When astronomer Hugh Ross first began writing about anthropocentric or theological science in 1991, many were surprised the universe appeared designed for Earth to exist. Not just Earth —but only Earth — and the human life on it. This was contrary to the alleged “great demotion” of humanity’s place in the cosmos, as naturalism evangelists like Carl Sagan preached. Some probably thought science would prove Ross wrong.

It didn’t.

In fact, the years since have become a golden age of astronomy. Discovery after discovery pointed to Earth’s uniqueness, but more importantly, that everything about the structure of the universe prefaced the coming of humans.

Ross has previously documented this growing body of evidence in books like Why the Universe the Way it Is, and Improbable Planet. His new Designed to the Core continues pulling this research together — and this is cutting edge science from around the world.
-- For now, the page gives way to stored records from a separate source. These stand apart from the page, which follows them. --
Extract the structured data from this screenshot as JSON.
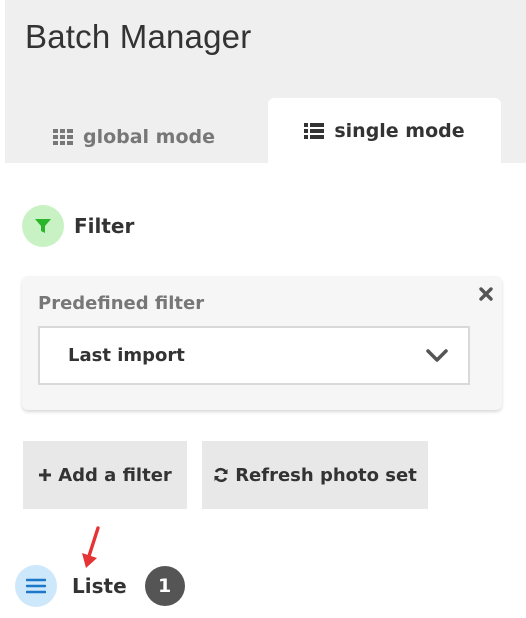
{
  "app": {
    "title": "Batch Manager"
  },
  "tabs": [
    {
      "label": "global mode",
      "icon": "grid-icon",
      "active": false
    },
    {
      "label": "single mode",
      "icon": "list-icon",
      "active": true
    }
  ],
  "filter_section": {
    "title": "Filter",
    "icon": "filter-icon",
    "icon_color": "#2ab52a"
  },
  "predefined_filter": {
    "label": "Predefined filter",
    "selected": "Last import"
  },
  "actions": {
    "add_filter": "Add a filter",
    "refresh": "Refresh photo set"
  },
  "list_section": {
    "title": "Liste",
    "count": "1",
    "icon": "menu-icon",
    "icon_color": "#1e78c8"
  },
  "annotation": {
    "arrow_color": "#e63434"
  }
}
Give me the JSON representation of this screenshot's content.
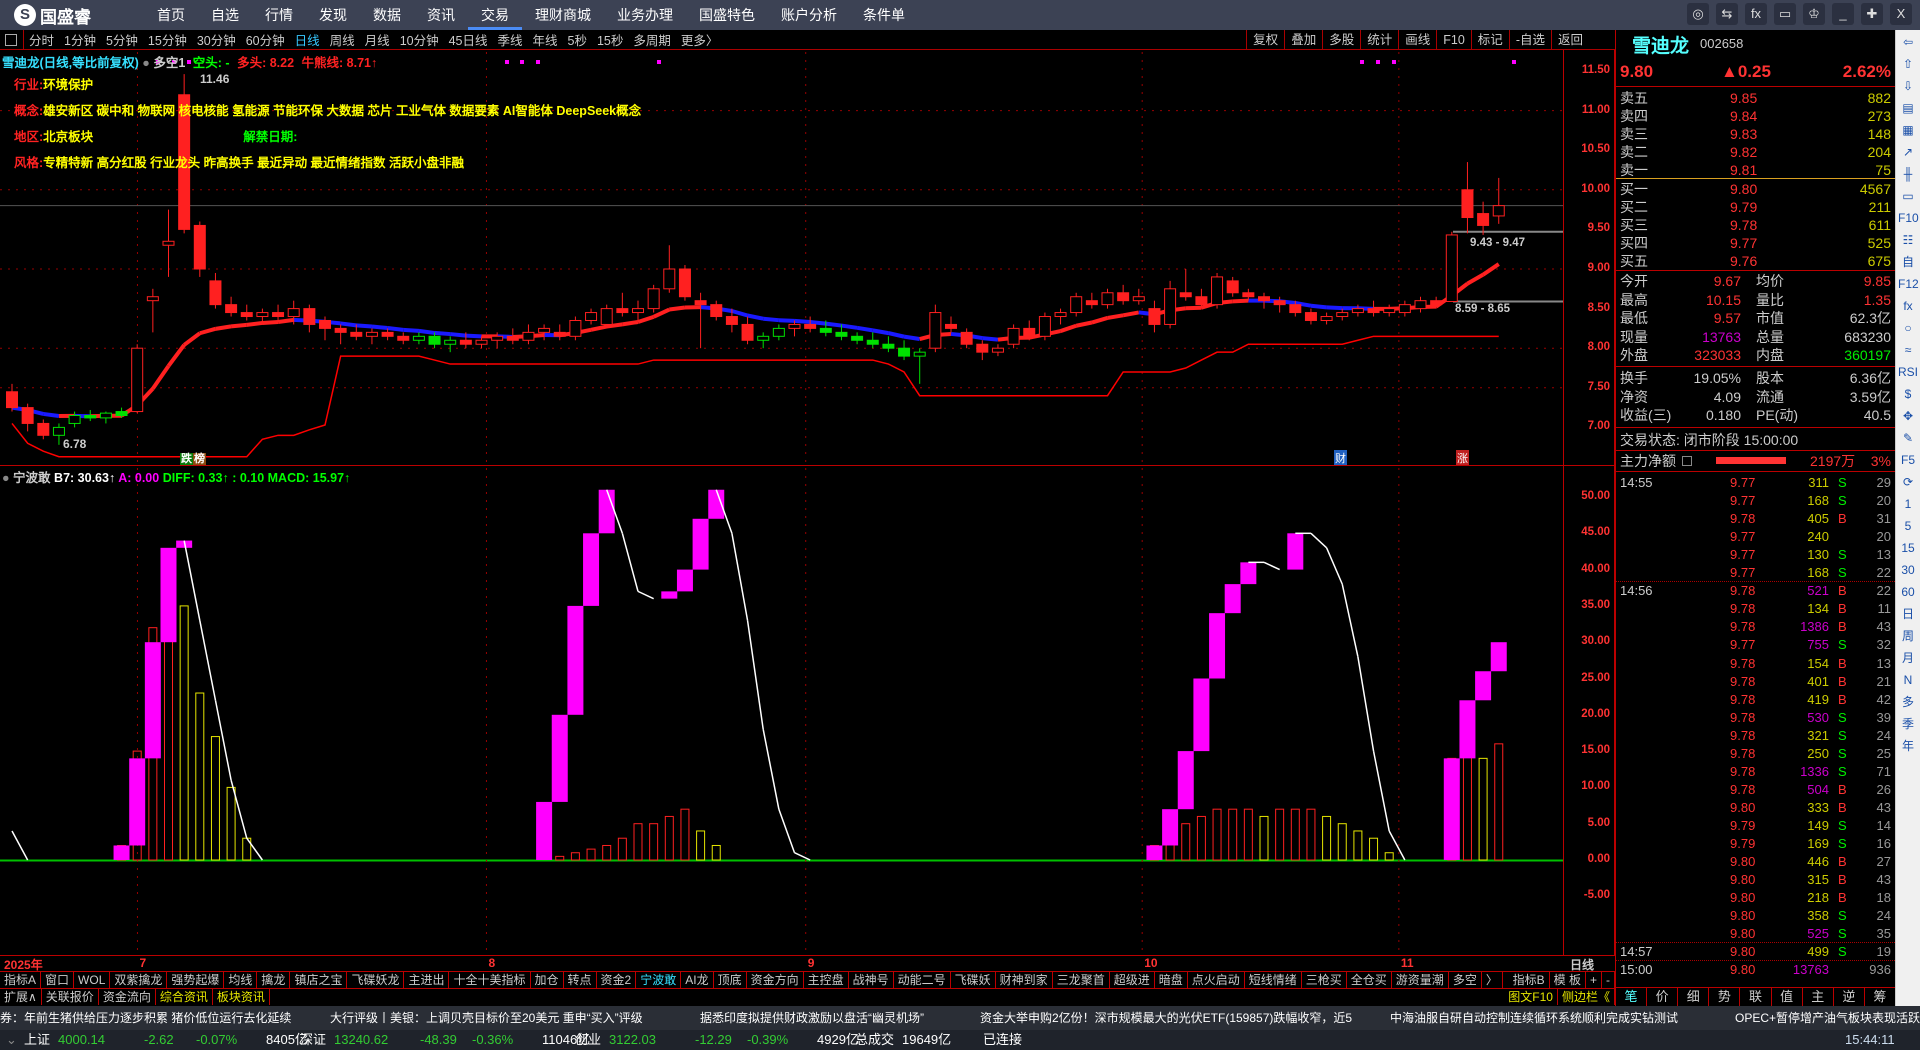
{
  "app": {
    "logo": "国盛睿",
    "nav": [
      "首页",
      "自选",
      "行情",
      "发现",
      "数据",
      "资讯",
      "交易",
      "理财商城",
      "业务办理",
      "国盛特色",
      "账户分析",
      "条件单"
    ],
    "nav_active": 6,
    "window_buttons": [
      "◎",
      "⇆",
      "fx",
      "▭",
      "♔",
      "_",
      "✚",
      "X"
    ]
  },
  "toolbar": {
    "periods": [
      "分时",
      "1分钟",
      "5分钟",
      "15分钟",
      "30分钟",
      "60分钟",
      "日线",
      "周线",
      "月线",
      "10分钟",
      "45日线",
      "季线",
      "年线",
      "5秒",
      "15秒",
      "多周期",
      "更多〉"
    ],
    "active": 6,
    "tools": [
      "复权",
      "叠加",
      "多股",
      "统计",
      "画线",
      "F10",
      "标记",
      "-自选",
      "返回"
    ]
  },
  "main_header": {
    "title": "雪迪龙(日线,等比前复权)",
    "indicator": "多空1",
    "bear": "空头: -",
    "bull": "多头: 8.22",
    "line": "牛熊线: 8.71↑"
  },
  "info": {
    "industry_label": "行业:",
    "industry": "环境保护",
    "concept_label": "概念:",
    "concept": "雄安新区 碳中和 物联网 核电核能 氢能源 节能环保 大数据 芯片 工业气体 数据要素 AI智能体 DeepSeek概念",
    "region_label": "地区:",
    "region": "北京板块",
    "unlock_label": "解禁日期:",
    "style_label": "风格:",
    "style": "专精特新 高分红股 行业龙头 昨高换手 最近异动 最近情绪指数 活跃小盘非融"
  },
  "markers": {
    "high": "11.46",
    "low": "6.78",
    "zone_upper": "9.43 - 9.47",
    "zone_lower": "8.59 - 8.65",
    "badge1": "跌",
    "badge2": "榜",
    "badge_cai": "财",
    "badge_zhang": "涨"
  },
  "price_axis": [
    "11.50",
    "11.00",
    "10.50",
    "10.00",
    "9.50",
    "9.00",
    "8.50",
    "8.00",
    "7.50",
    "7.00"
  ],
  "ind_axis": [
    "50.00",
    "45.00",
    "40.00",
    "35.00",
    "30.00",
    "25.00",
    "20.00",
    "15.00",
    "10.00",
    "5.00",
    "0.00",
    "-5.00"
  ],
  "indicator_header": {
    "name": "宁波敢",
    "b7": "B7: 30.63↑",
    "a": "A: 0.00",
    "diff": "DIFF: 0.33↑",
    "dea": ": 0.10",
    "macd": "MACD: 15.97↑"
  },
  "date_axis": {
    "year": "2025年",
    "months": [
      "7",
      "8",
      "9",
      "10",
      "11"
    ],
    "period": "日线"
  },
  "colors": {
    "up": "#ff2020",
    "down": "#00e000",
    "ma_down": "#1a1aff",
    "magenta": "#ff00ff",
    "yellow": "#e6e600"
  },
  "kline": {
    "ohlc": [
      [
        7.45,
        7.55,
        7.2,
        7.25
      ],
      [
        7.25,
        7.3,
        6.95,
        7.05
      ],
      [
        7.05,
        7.1,
        6.85,
        6.9
      ],
      [
        6.9,
        7.05,
        6.78,
        7.0
      ],
      [
        7.05,
        7.2,
        7.0,
        7.15
      ],
      [
        7.15,
        7.22,
        7.08,
        7.12
      ],
      [
        7.12,
        7.2,
        7.05,
        7.18
      ],
      [
        7.2,
        7.25,
        7.12,
        7.15
      ],
      [
        7.2,
        8.05,
        7.18,
        8.0
      ],
      [
        8.6,
        8.75,
        8.2,
        8.65
      ],
      [
        9.3,
        9.75,
        8.9,
        9.35
      ],
      [
        11.2,
        11.46,
        9.45,
        9.5
      ],
      [
        9.55,
        9.6,
        8.9,
        9.0
      ],
      [
        8.85,
        8.95,
        8.5,
        8.55
      ],
      [
        8.55,
        8.65,
        8.4,
        8.45
      ],
      [
        8.45,
        8.55,
        8.35,
        8.4
      ],
      [
        8.4,
        8.5,
        8.3,
        8.45
      ],
      [
        8.45,
        8.55,
        8.35,
        8.4
      ],
      [
        8.4,
        8.6,
        8.3,
        8.5
      ],
      [
        8.5,
        8.55,
        8.2,
        8.3
      ],
      [
        8.35,
        8.4,
        8.1,
        8.25
      ],
      [
        8.25,
        8.3,
        8.05,
        8.2
      ],
      [
        8.2,
        8.3,
        8.1,
        8.15
      ],
      [
        8.15,
        8.25,
        8.05,
        8.2
      ],
      [
        8.2,
        8.25,
        8.1,
        8.15
      ],
      [
        8.15,
        8.2,
        8.05,
        8.1
      ],
      [
        8.1,
        8.2,
        8.05,
        8.15
      ],
      [
        8.15,
        8.2,
        8.0,
        8.05
      ],
      [
        8.05,
        8.15,
        7.95,
        8.1
      ],
      [
        8.1,
        8.2,
        8.0,
        8.05
      ],
      [
        8.05,
        8.15,
        8.0,
        8.1
      ],
      [
        8.1,
        8.2,
        8.0,
        8.15
      ],
      [
        8.15,
        8.25,
        8.05,
        8.1
      ],
      [
        8.1,
        8.3,
        8.05,
        8.2
      ],
      [
        8.2,
        8.3,
        8.1,
        8.25
      ],
      [
        8.2,
        8.3,
        8.1,
        8.15
      ],
      [
        8.15,
        8.4,
        8.1,
        8.35
      ],
      [
        8.35,
        8.5,
        8.3,
        8.45
      ],
      [
        8.3,
        8.55,
        8.25,
        8.5
      ],
      [
        8.5,
        8.7,
        8.4,
        8.45
      ],
      [
        8.45,
        8.6,
        8.35,
        8.5
      ],
      [
        8.5,
        8.8,
        8.45,
        8.75
      ],
      [
        8.75,
        9.3,
        8.7,
        9.0
      ],
      [
        9.0,
        9.05,
        8.6,
        8.65
      ],
      [
        8.6,
        8.7,
        8.0,
        8.55
      ],
      [
        8.55,
        8.6,
        8.35,
        8.4
      ],
      [
        8.4,
        8.5,
        8.2,
        8.3
      ],
      [
        8.3,
        8.4,
        8.05,
        8.1
      ],
      [
        8.1,
        8.2,
        8.0,
        8.15
      ],
      [
        8.15,
        8.3,
        8.1,
        8.25
      ],
      [
        8.25,
        8.35,
        8.15,
        8.3
      ],
      [
        8.3,
        8.4,
        8.2,
        8.25
      ],
      [
        8.25,
        8.35,
        8.15,
        8.2
      ],
      [
        8.2,
        8.3,
        8.1,
        8.15
      ],
      [
        8.15,
        8.2,
        8.05,
        8.1
      ],
      [
        8.1,
        8.2,
        8.0,
        8.05
      ],
      [
        8.05,
        8.15,
        7.95,
        8.0
      ],
      [
        8.0,
        8.1,
        7.85,
        7.9
      ],
      [
        7.9,
        8.0,
        7.55,
        7.95
      ],
      [
        8.0,
        8.55,
        7.95,
        8.45
      ],
      [
        8.3,
        8.4,
        8.2,
        8.25
      ],
      [
        8.2,
        8.25,
        8.0,
        8.05
      ],
      [
        8.05,
        8.1,
        7.85,
        7.95
      ],
      [
        7.95,
        8.05,
        7.9,
        8.0
      ],
      [
        8.05,
        8.3,
        8.0,
        8.25
      ],
      [
        8.25,
        8.35,
        8.1,
        8.15
      ],
      [
        8.15,
        8.45,
        8.1,
        8.4
      ],
      [
        8.4,
        8.5,
        8.3,
        8.45
      ],
      [
        8.45,
        8.7,
        8.4,
        8.65
      ],
      [
        8.6,
        8.7,
        8.5,
        8.55
      ],
      [
        8.55,
        8.75,
        8.5,
        8.7
      ],
      [
        8.7,
        8.8,
        8.55,
        8.6
      ],
      [
        8.6,
        8.75,
        8.55,
        8.65
      ],
      [
        8.5,
        8.6,
        8.2,
        8.3
      ],
      [
        8.3,
        8.85,
        8.25,
        8.75
      ],
      [
        8.7,
        9.0,
        8.6,
        8.65
      ],
      [
        8.65,
        8.75,
        8.5,
        8.55
      ],
      [
        8.55,
        8.95,
        8.5,
        8.9
      ],
      [
        8.85,
        8.9,
        8.65,
        8.7
      ],
      [
        8.7,
        8.75,
        8.6,
        8.65
      ],
      [
        8.65,
        8.7,
        8.5,
        8.6
      ],
      [
        8.6,
        8.65,
        8.45,
        8.55
      ],
      [
        8.55,
        8.6,
        8.4,
        8.45
      ],
      [
        8.45,
        8.5,
        8.3,
        8.35
      ],
      [
        8.35,
        8.45,
        8.3,
        8.4
      ],
      [
        8.4,
        8.5,
        8.35,
        8.45
      ],
      [
        8.45,
        8.55,
        8.4,
        8.5
      ],
      [
        8.5,
        8.6,
        8.4,
        8.45
      ],
      [
        8.45,
        8.55,
        8.4,
        8.5
      ],
      [
        8.45,
        8.6,
        8.4,
        8.55
      ],
      [
        8.5,
        8.65,
        8.45,
        8.6
      ],
      [
        8.6,
        8.65,
        8.5,
        8.55
      ],
      [
        8.59,
        9.47,
        8.59,
        9.43
      ],
      [
        10.0,
        10.35,
        9.45,
        9.65
      ],
      [
        9.7,
        9.85,
        9.43,
        9.55
      ],
      [
        9.67,
        10.15,
        9.57,
        9.8
      ]
    ],
    "color_codes": "rrrgggggrrrrrrrrrrrrrrrrrrgggrrrrrrrrrrrrrrrrrrrggrrgggggggrrrrrrrrrrrrrrrrrrrrrrrrrrrrrrrrrrr",
    "last_price": 9.8,
    "month_start_index": [
      8.4,
      30.7,
      51.1,
      72.6,
      89
    ]
  },
  "indicator": {
    "b7": [
      4,
      0,
      0,
      0,
      0,
      0,
      0,
      2,
      14,
      30,
      43,
      44,
      33,
      22,
      11,
      3,
      0,
      0,
      0,
      0,
      0,
      0,
      0,
      0,
      0,
      0,
      0,
      0,
      0,
      0,
      0,
      0,
      0,
      0,
      8,
      20,
      35,
      45,
      51,
      45,
      37,
      36,
      37,
      40,
      47,
      51,
      45,
      33,
      18,
      7,
      1,
      0,
      0,
      0,
      0,
      0,
      0,
      0,
      0,
      0,
      0,
      0,
      0,
      0,
      0,
      0,
      0,
      0,
      0,
      0,
      0,
      0,
      0,
      2,
      7,
      15,
      25,
      34,
      38,
      41,
      41,
      40,
      45,
      45,
      43,
      38,
      28,
      15,
      4,
      0,
      0,
      0,
      14,
      22,
      26,
      30
    ],
    "bars": [
      0,
      0,
      0,
      0,
      0,
      0,
      0,
      2,
      15,
      32,
      40,
      35,
      23,
      17,
      10,
      3,
      0,
      0,
      0,
      0,
      0,
      0,
      0,
      0,
      0,
      0,
      0,
      0,
      0,
      0,
      0,
      0,
      0,
      0,
      0,
      0.5,
      1,
      1.5,
      2,
      3,
      5,
      5,
      6,
      7,
      4,
      2,
      0,
      0,
      0,
      0,
      0,
      0,
      0,
      0,
      0,
      0,
      0,
      0,
      0,
      0,
      0,
      0,
      0,
      0,
      0,
      0,
      0,
      0,
      0,
      0,
      0,
      0,
      0,
      2,
      4,
      5,
      6,
      7,
      7,
      7,
      6,
      7,
      7,
      7,
      6,
      5,
      4,
      3,
      1,
      0,
      0,
      0,
      14,
      15,
      14,
      16
    ]
  },
  "quote": {
    "name": "雪迪龙",
    "code": "002658",
    "price": "9.80",
    "change": "▲0.25",
    "pct": "2.62%",
    "asks": [
      {
        "label": "卖五",
        "price": "9.85",
        "vol": "882"
      },
      {
        "label": "卖四",
        "price": "9.84",
        "vol": "273"
      },
      {
        "label": "卖三",
        "price": "9.83",
        "vol": "148"
      },
      {
        "label": "卖二",
        "price": "9.82",
        "vol": "204"
      },
      {
        "label": "卖一",
        "price": "9.81",
        "vol": "75"
      }
    ],
    "bids": [
      {
        "label": "买一",
        "price": "9.80",
        "vol": "4567"
      },
      {
        "label": "买二",
        "price": "9.79",
        "vol": "211"
      },
      {
        "label": "买三",
        "price": "9.78",
        "vol": "611"
      },
      {
        "label": "买四",
        "price": "9.77",
        "vol": "525"
      },
      {
        "label": "买五",
        "price": "9.76",
        "vol": "675"
      }
    ],
    "stats1": [
      [
        "今开",
        "9.67",
        "#ff3333",
        "均价",
        "9.85",
        "#ff3333"
      ],
      [
        "最高",
        "10.15",
        "#ff3333",
        "量比",
        "1.35",
        "#ff3333"
      ],
      [
        "最低",
        "9.57",
        "#ff3333",
        "市值",
        "62.3亿",
        "#ccc"
      ],
      [
        "现量",
        "13763",
        "#cc00cc",
        "总量",
        "683230",
        "#ccc"
      ],
      [
        "外盘",
        "323033",
        "#ff3333",
        "内盘",
        "360197",
        "#00ee00"
      ]
    ],
    "stats2": [
      [
        "换手",
        "19.05%",
        "#ccc",
        "股本",
        "6.36亿",
        "#ccc"
      ],
      [
        "净资",
        "4.09",
        "#ccc",
        "流通",
        "3.59亿",
        "#ccc"
      ],
      [
        "收益(三)",
        "0.180",
        "#ccc",
        "PE(动)",
        "40.5",
        "#ccc"
      ]
    ],
    "trade_state": "交易状态: 闭市阶段 15:00:00",
    "main_flow": {
      "label": "主力净额",
      "value": "2197万",
      "pct": "3%"
    }
  },
  "trades": [
    [
      "14:55",
      "9.77",
      "311",
      "S",
      "29"
    ],
    [
      "",
      "9.77",
      "168",
      "S",
      "20"
    ],
    [
      "",
      "9.78",
      "405",
      "B",
      "31"
    ],
    [
      "",
      "9.77",
      "240",
      "",
      "20"
    ],
    [
      "",
      "9.77",
      "130",
      "S",
      "13"
    ],
    [
      "",
      "9.77",
      "168",
      "S",
      "22"
    ],
    [
      "14:56",
      "9.78",
      "521",
      "B",
      "22"
    ],
    [
      "",
      "9.78",
      "134",
      "B",
      "11"
    ],
    [
      "",
      "9.78",
      "1386",
      "B",
      "43"
    ],
    [
      "",
      "9.77",
      "755",
      "S",
      "32"
    ],
    [
      "",
      "9.78",
      "154",
      "B",
      "13"
    ],
    [
      "",
      "9.78",
      "401",
      "B",
      "21"
    ],
    [
      "",
      "9.78",
      "419",
      "B",
      "42"
    ],
    [
      "",
      "9.78",
      "530",
      "S",
      "39"
    ],
    [
      "",
      "9.78",
      "321",
      "S",
      "24"
    ],
    [
      "",
      "9.78",
      "250",
      "S",
      "25"
    ],
    [
      "",
      "9.78",
      "1336",
      "S",
      "71"
    ],
    [
      "",
      "9.78",
      "504",
      "B",
      "26"
    ],
    [
      "",
      "9.80",
      "333",
      "B",
      "43"
    ],
    [
      "",
      "9.79",
      "149",
      "S",
      "14"
    ],
    [
      "",
      "9.79",
      "169",
      "S",
      "16"
    ],
    [
      "",
      "9.80",
      "446",
      "B",
      "27"
    ],
    [
      "",
      "9.80",
      "315",
      "B",
      "43"
    ],
    [
      "",
      "9.80",
      "218",
      "B",
      "18"
    ],
    [
      "",
      "9.80",
      "358",
      "S",
      "24"
    ],
    [
      "",
      "9.80",
      "525",
      "S",
      "35"
    ],
    [
      "14:57",
      "9.80",
      "499",
      "S",
      "19"
    ],
    [
      "15:00",
      "9.80",
      "13763",
      "",
      "936"
    ]
  ],
  "rp_tabs": [
    "笔",
    "价",
    "细",
    "势",
    "联",
    "值",
    "主",
    "逆",
    "筹"
  ],
  "side_icons": [
    "⇦",
    "⇧",
    "⇩",
    "▤",
    "▦",
    "↗",
    "╫",
    "▭",
    "F10",
    "☷",
    "自",
    "F12",
    "fx",
    "○",
    "≈",
    "RSI",
    "$",
    "✥",
    "✎",
    "F5",
    "⟳",
    "1",
    "5",
    "15",
    "30",
    "60",
    "日",
    "周",
    "月",
    "N",
    "多",
    "季",
    "年"
  ],
  "tabs_row1": [
    "指标A",
    "窗口",
    "WOL",
    "双紫擒龙",
    "强势起爆",
    "均线",
    "擒龙",
    "镇店之宝",
    "飞碟妖龙",
    "主进出",
    "十全十美指标",
    "加仓",
    "转点",
    "资金2",
    "宁波敢",
    "AI龙",
    "顶底",
    "资金方向",
    "主控盘",
    "战神号",
    "动能二号",
    "飞碟妖",
    "财神到家",
    "三龙聚首",
    "超级进",
    "暗盘",
    "点火启动",
    "短线情绪",
    "三枪买",
    "全仓买",
    "游资量潮",
    "多空",
    "〉"
  ],
  "tabs_row1_active": 14,
  "tabs_row1_right": [
    "指标B",
    "模 板",
    "+",
    "-"
  ],
  "tabs_row2": [
    "扩展∧",
    "关联报价",
    "资金流向",
    "综合资讯",
    "板块资讯"
  ],
  "tabs_row2_right": [
    "图文F10",
    "侧边栏《"
  ],
  "news": [
    "券：年前生猪供给压力逐步积累 猪价低位运行去化延续",
    "大行评级丨美银：上调贝壳目标价至20美元 重申“买入”评级",
    "据悉印度拟提供财政激励以盘活“幽灵机场”",
    "资金大举申购2亿份！深市规模最大的光伏ETF(159857)跌幅收窄，近5",
    "中海油服自研自动控制连续循环系统顺利完成实钻测试",
    "OPEC+暂停增产油气板块表现活跃"
  ],
  "status": {
    "sh": [
      "上证",
      "4000.14",
      "-2.62",
      "-0.07%",
      "8405亿"
    ],
    "sz": [
      "深证",
      "13240.62",
      "-48.39",
      "-0.36%",
      "11046亿"
    ],
    "cy": [
      "创业",
      "3122.03",
      "-12.29",
      "-0.39%",
      "4929亿"
    ],
    "total_label": "总成交",
    "total": "19649亿",
    "conn": "已连接",
    "clock": "15:44:11"
  }
}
It’s the implications, however, that should give the chaotic peoples of this world pause. What if there was truly purpose to this existence? What if the reason no aliens have been discovered — and the constants of physics continue to rule out billions of worlds — is because Earth was the point of the universe’s coming into being?

As biologist Michael Denton writes in is recent book, The Miracle of Man, some may disagree with these conclusions, but the science is not in dispute. Those who disagree do from a place of philosophical bias, not a scientific one.

Why cling to a depressing view of the universe, where nothing ultimately matters, where chance decides everything, if the evidence points elsewhere?

Materialistic naturalistic philosophies have infected many fields. They have handcuffed science. Humanity doesn’t matter, if you follow these beliefs to their logical conclusion. Yet lives of millions contradict this every day, and like never before, so do the heavens.

From distant galaxies, to the Sun, and Earth itself; from the instant of the Big Bang, to the quantum and the atomic, it all has fingerprints of being designed to the core.